Arbitration and Mediation Series Part 8: The Attitude of Australian Courts to International Arbitration (Continued)

Vikram MisraSydney Jacobs, Barrister at 13 Wentworth Chambers and Vikram Misra, Barrister at Clarence Chambers continue their series into arbitration and mediation. In Part 8, Sydney and Vikram examine the attitude of the Australian courts towards international commercial arbitrations by exploring the judgments in a number of cases. Follow their series here.

 

It will be recalled how, in our last article, we explored recent cases exemplifying the pro-international arbitration attitude of Australian courts. This of course is to be seen in the wider context of the pro-domestic arbitration policy of the courts.

The exhortation to “avoid the temptations of domesticity”, is attributed to Hon Mr Justice Croft, of the Victorian Supreme Court.
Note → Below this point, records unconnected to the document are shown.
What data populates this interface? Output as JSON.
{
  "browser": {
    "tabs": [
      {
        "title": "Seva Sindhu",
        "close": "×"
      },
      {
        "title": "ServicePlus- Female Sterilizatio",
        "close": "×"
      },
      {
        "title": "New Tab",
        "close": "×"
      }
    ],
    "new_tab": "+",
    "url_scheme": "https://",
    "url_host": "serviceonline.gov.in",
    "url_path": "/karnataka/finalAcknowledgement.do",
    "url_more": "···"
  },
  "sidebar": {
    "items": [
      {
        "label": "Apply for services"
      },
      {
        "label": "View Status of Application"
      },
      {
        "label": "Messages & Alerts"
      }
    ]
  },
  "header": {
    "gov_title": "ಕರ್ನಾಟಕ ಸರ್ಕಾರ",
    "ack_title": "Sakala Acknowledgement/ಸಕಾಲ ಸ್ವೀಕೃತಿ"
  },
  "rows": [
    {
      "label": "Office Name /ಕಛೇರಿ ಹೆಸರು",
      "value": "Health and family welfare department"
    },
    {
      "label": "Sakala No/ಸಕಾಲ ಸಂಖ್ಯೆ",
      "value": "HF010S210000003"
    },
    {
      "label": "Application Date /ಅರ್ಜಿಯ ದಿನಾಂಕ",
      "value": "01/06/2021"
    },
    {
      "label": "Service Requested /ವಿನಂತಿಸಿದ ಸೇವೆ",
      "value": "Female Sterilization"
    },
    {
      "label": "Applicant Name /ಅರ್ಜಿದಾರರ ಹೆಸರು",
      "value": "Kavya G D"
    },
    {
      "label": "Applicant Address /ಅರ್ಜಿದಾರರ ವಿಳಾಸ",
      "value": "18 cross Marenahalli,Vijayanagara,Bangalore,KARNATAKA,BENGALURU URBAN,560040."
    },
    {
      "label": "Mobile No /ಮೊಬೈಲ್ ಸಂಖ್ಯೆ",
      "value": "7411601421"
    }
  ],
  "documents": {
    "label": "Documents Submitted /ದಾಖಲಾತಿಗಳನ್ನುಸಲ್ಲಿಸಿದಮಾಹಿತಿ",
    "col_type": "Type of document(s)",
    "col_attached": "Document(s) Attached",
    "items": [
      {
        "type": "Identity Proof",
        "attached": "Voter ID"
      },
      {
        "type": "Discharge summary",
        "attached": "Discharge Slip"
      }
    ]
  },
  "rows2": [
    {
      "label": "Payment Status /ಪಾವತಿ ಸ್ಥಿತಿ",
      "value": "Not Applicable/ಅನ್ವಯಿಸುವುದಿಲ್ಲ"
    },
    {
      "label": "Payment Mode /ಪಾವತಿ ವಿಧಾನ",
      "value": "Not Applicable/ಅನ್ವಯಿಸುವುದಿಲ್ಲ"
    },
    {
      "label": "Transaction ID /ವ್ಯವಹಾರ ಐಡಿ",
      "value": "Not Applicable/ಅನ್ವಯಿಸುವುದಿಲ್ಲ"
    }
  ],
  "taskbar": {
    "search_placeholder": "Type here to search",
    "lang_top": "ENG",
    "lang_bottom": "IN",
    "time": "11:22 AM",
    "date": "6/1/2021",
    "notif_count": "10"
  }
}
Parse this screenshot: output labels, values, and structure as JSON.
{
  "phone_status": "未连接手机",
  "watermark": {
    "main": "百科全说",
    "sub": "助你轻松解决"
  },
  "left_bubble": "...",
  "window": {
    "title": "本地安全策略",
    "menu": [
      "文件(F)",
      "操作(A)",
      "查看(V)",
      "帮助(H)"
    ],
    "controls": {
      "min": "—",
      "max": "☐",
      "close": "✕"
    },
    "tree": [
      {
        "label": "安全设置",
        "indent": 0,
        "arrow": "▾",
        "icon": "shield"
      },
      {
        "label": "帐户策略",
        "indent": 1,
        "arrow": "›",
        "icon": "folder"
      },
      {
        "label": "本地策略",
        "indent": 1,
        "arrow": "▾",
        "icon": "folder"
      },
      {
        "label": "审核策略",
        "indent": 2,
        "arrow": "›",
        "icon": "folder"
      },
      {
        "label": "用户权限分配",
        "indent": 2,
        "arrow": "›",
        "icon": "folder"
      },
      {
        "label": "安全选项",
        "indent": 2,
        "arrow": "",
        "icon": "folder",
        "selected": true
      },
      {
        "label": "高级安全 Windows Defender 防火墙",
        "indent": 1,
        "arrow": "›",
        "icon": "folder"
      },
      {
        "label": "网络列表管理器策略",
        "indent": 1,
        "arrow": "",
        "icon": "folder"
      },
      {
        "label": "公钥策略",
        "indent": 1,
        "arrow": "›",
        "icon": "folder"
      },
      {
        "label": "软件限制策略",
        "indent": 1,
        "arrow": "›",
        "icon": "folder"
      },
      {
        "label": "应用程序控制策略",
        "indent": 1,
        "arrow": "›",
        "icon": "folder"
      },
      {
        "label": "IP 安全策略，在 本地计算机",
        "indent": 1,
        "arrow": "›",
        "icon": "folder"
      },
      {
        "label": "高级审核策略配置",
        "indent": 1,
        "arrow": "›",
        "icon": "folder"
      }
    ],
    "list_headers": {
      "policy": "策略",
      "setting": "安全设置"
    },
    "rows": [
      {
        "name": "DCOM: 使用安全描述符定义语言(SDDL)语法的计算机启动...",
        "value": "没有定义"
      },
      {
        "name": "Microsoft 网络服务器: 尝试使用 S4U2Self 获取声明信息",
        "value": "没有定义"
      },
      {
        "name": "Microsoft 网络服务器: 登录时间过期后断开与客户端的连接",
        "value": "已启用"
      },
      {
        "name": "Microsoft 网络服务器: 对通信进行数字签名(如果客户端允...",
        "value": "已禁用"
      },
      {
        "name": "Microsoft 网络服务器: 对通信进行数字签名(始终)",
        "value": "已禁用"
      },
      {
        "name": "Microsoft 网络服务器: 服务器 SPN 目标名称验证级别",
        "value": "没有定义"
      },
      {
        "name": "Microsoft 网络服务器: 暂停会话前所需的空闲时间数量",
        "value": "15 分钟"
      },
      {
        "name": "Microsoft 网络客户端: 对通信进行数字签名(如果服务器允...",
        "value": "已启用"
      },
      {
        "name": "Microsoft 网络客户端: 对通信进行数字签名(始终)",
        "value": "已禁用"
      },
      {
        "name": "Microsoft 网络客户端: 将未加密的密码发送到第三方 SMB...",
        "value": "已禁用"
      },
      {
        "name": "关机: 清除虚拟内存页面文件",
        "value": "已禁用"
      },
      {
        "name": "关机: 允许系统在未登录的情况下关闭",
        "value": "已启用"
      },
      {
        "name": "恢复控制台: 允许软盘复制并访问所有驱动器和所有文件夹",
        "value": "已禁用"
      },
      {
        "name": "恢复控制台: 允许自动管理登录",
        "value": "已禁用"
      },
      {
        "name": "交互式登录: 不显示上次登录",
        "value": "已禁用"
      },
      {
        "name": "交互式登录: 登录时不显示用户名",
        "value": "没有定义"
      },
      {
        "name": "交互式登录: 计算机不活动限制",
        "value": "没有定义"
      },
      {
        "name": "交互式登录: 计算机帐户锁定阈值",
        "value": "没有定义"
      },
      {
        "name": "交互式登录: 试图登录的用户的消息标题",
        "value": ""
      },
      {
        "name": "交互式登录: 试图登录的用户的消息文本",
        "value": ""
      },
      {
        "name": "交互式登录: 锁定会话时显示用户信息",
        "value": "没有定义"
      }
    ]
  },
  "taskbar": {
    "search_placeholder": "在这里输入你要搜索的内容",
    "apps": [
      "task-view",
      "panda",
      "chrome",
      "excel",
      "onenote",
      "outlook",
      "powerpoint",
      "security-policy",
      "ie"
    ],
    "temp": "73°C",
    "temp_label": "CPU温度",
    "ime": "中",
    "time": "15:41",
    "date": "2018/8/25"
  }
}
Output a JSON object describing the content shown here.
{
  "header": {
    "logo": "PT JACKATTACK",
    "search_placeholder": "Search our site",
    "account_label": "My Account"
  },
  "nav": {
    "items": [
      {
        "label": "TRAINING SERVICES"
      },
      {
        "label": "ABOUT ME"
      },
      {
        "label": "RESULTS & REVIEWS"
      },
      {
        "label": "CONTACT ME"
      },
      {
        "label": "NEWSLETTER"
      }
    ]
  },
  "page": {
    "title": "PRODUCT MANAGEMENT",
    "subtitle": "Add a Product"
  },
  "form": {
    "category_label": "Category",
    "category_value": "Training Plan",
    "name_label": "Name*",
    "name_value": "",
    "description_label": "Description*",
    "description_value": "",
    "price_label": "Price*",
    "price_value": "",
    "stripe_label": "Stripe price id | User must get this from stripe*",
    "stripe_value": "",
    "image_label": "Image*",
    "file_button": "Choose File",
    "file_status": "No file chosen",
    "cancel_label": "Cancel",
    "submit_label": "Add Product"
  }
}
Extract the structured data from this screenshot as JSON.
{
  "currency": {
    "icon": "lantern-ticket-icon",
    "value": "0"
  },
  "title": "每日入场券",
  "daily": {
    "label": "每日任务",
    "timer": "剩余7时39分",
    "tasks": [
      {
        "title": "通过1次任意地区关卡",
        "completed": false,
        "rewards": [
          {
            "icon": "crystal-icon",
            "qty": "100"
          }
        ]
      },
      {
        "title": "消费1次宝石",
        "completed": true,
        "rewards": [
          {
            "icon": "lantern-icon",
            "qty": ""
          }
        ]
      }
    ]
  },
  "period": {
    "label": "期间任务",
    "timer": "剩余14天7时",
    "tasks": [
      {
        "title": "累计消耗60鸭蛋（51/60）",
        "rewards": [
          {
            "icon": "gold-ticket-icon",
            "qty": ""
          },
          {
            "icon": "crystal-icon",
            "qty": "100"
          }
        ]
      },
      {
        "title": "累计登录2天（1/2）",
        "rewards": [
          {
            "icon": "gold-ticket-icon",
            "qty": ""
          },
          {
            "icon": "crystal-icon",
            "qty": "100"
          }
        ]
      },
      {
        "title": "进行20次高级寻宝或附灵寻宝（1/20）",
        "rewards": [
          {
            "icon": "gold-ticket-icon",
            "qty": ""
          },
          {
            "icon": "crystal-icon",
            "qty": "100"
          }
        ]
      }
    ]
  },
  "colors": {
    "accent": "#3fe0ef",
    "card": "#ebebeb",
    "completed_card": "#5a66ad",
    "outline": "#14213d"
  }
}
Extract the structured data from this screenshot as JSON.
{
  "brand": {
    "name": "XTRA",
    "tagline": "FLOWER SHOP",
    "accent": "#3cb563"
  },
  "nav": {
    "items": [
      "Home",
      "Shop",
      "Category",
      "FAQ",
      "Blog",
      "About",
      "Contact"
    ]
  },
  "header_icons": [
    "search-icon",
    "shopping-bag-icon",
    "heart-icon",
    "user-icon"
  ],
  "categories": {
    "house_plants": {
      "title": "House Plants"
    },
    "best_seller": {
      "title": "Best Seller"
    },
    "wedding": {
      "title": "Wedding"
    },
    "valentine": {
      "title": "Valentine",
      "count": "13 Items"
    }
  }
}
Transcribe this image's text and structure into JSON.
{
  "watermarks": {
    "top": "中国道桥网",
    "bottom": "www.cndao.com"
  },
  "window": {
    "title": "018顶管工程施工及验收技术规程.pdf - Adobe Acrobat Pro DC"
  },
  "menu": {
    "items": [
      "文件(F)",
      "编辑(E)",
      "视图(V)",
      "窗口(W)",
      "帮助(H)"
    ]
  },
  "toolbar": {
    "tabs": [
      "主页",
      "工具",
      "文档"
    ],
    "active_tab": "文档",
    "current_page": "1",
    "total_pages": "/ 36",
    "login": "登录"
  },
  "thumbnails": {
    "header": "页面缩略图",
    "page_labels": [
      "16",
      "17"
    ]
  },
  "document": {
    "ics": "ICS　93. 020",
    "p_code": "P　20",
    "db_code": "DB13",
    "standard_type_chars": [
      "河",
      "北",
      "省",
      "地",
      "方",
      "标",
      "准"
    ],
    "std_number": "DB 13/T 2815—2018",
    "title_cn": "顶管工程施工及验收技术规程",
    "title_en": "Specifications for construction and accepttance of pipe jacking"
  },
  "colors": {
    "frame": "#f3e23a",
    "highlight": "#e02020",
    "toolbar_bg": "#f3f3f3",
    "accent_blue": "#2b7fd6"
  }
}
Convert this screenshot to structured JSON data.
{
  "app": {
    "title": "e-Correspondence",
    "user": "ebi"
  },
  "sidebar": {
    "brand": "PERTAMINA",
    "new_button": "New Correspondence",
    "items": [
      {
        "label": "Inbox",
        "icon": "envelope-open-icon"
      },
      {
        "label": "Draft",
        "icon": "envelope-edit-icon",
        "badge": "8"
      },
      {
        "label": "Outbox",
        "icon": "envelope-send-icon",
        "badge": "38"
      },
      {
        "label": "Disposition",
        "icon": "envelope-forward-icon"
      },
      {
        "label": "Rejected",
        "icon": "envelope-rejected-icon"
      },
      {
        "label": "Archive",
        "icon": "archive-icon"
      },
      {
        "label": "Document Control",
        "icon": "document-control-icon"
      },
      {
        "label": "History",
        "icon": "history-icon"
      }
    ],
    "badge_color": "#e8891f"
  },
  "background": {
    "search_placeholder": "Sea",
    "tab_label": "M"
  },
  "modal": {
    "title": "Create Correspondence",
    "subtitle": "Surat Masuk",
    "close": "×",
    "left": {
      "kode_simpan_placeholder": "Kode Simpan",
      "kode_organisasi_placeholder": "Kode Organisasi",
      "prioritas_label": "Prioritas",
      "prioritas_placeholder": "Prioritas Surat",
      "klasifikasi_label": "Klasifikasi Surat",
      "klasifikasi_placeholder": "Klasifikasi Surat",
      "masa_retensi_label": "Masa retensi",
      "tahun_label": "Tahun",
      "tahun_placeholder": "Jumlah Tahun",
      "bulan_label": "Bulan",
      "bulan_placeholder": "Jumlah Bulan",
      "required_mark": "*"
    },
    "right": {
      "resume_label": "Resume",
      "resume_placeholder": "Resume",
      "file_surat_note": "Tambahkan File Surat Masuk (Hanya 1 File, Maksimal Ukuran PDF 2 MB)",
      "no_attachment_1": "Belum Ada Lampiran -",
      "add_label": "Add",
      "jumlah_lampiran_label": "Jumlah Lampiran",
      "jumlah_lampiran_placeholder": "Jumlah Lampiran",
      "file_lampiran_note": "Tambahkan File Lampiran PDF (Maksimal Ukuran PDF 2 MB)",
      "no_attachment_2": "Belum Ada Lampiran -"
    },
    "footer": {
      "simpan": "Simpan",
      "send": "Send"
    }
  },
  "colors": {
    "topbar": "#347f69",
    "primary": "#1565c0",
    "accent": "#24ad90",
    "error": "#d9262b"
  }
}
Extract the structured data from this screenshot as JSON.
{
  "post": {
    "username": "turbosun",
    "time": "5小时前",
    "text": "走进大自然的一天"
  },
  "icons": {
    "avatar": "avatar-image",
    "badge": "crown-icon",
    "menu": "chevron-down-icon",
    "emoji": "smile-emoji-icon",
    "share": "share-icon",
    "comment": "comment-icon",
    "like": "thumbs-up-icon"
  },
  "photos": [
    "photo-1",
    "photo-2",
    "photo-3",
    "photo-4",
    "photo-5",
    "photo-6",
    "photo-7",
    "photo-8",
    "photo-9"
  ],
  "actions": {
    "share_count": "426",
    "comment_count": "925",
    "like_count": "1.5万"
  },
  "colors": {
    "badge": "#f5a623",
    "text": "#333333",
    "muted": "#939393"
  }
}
His Honour repeated that phrase in a 2015 symposium paper, co-authored by the Hon Mr James Allsop, Chief Justice of the Federal Court of Australia, The Role of the Courts in Australia’s Arbitration Regime (viewed December 2019 on the Federal Court website and on Austlii) in saying as regards international arbitration:

“  …The “temptation of domesticity” concerns the intuitive appeal to a court of approaching matters for determination through the prism of legal doctrines and principles with which the court is most familiar. In the case of Australian courts, this, at the very least, means considering matters through a common law lens, if not going so far as to apply common law doctrines and equitable principles expressly. Like all temptation, such an approach is attractive in the short-term, but ultimately has the potential to interfere with broader, longer-term objectives. Chief among these long-term objectives is the promotion of international uniformity in international commercial arbitration practice. As the Chief Justice has already discussed, the international provenance of Australia’s arbitration regime necessitates an international judicial approach. As we have just heard, particular regard is to be had to the reasoned decisions of courts in other countries—particularly those in our region—where their arbitration law shares a common basis with that of Australia in the New York Convention and the Model Law. As such, courts must resist the temptation to approach arbitration related matters in the context of principles not found in these international instruments, and which may be peculiar to a particular jurisdiction or domestic legal system.”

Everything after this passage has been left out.